I smile as I tell myself that it's times like these that it's good to be someone in a position of influence.

* * *

"I need comfort food!" I declare to my best buddy Mike the next evening. "I need to drown my sorrows in food that I know is not good for my girlish figure."

Mike knows what I'm talking about. Having recently not been able to find work in Hollywood, he has been dragging me to various fast food restaurants of his choice in order to comfort his broke-ass soul. Just last week I was forced to go online and research restuarants that served fish and chips because, for some bizarre reason that only Jacques Cousteau and his minions know for sure, there are no Arthur Treachers or Long John Silver's chains located in the city of L.A. or its immediate surroundings. When we finally found such a place -- H. Salt Fish and Chips in Studio City -- it is the kind of tiny dive on the corner that serves deep fried amalgamations of fish, shrimp and hush puppies, with so much batter on them that you can smell the eventual heartattack from Arizona. After finishing off my "Triple Catch" (which consisted of three prawns of "shrimp," a fillet of some kind of sea urchin and fries), Mike finished off the last hush puppy and said, "Thanks for bringing me here, Ken. You're a true friend."

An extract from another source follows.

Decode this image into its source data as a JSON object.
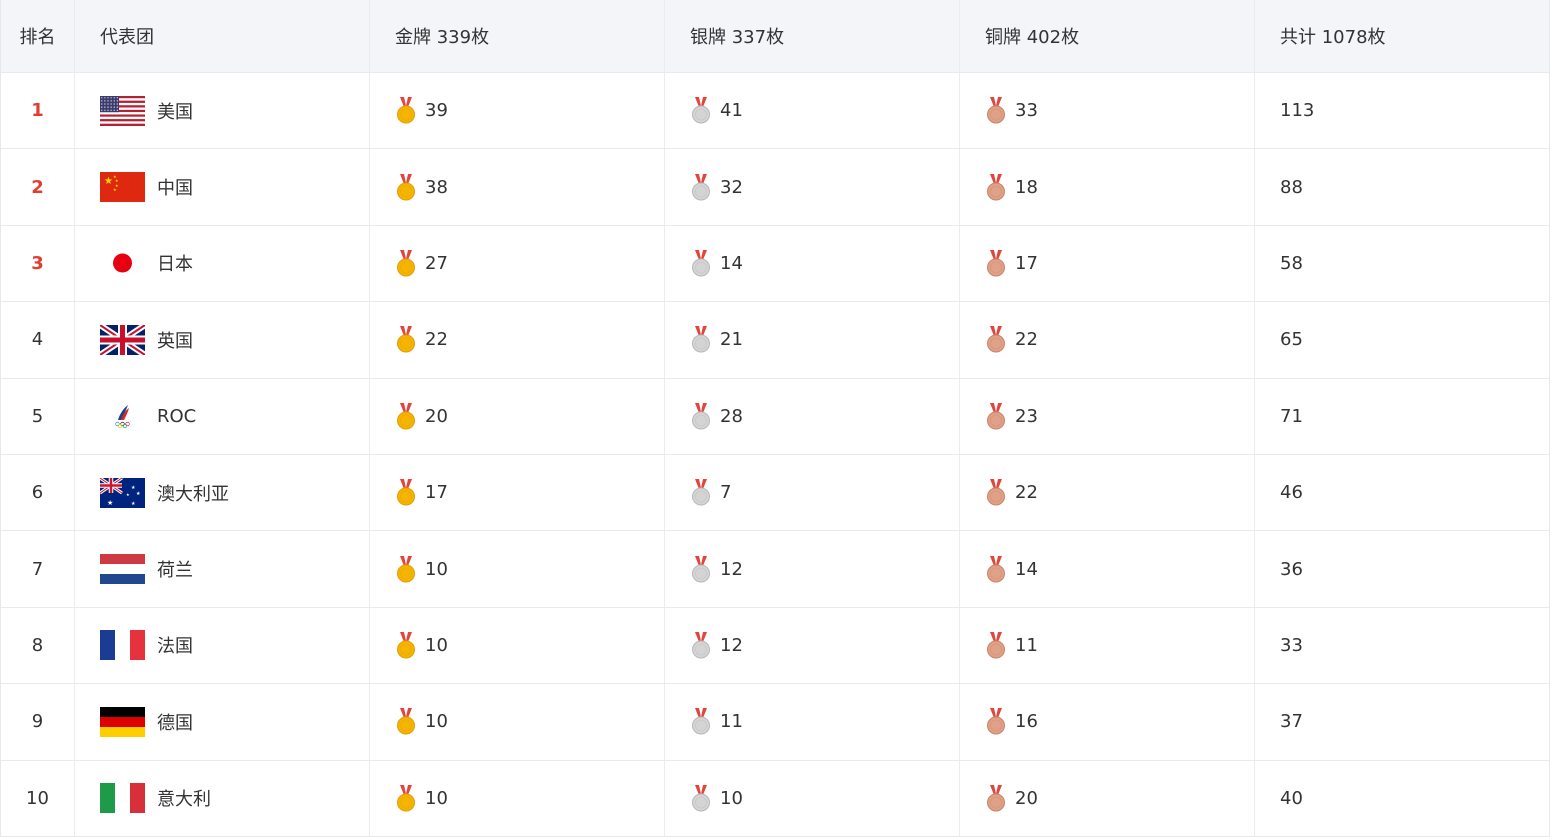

So now it's my turn to drag Mike somewhere that's good for the soul but bad for the waistline, and I choose the Old Spaghetti Factory on Sunset Boulevard. Not that it's the unhealthiest place I can think of or anything, but because eating carbs in this town is comparable to giving up names of Communists during the McCarthy hearings -- just so wrong -- and the idea of rebelling against such body-conscious fascism is always an exercise in fun for me.

When I tell Mike about Mr. XXX standing me up the night before, he is his characteristically droll self. "Maybe you simultaneously disgust him and turn him on," he offers, then laughing hysterically at this display of unsentimentality as our server sets a plate of bruschetta down in front of us.

"Yes, that must be it," I deadpan, wondering again why I bother telling my troubles to the friend I've nicknamed The Ice Queen. "I'm just bummed that he didn't even call to say he couldn't make it. Like my time didn't matter to him. Like I didn't matter."

"Yeah, but he's a porn star. They're supposed to be flakes. If they weren't, then self-righteous, less attractive guys like you and me wouldn't have anyone to complain about, right?"

"Oh, Mike. You know how to say just the right things to mend a broken heart."

"I try, girl. I try." Then he reaches for the last piece of bruschetta, but suddenly pulls his hand back. "You can have it," he offers, apparently as an act of kindness in my moment of need. "Maybe getting fat will take your mind off porn stars. Then you can obsess over something else instead."

It's not exactly the gesture of compassion I was looking for, but it'll do.

And this, my friends, is my La-La Life.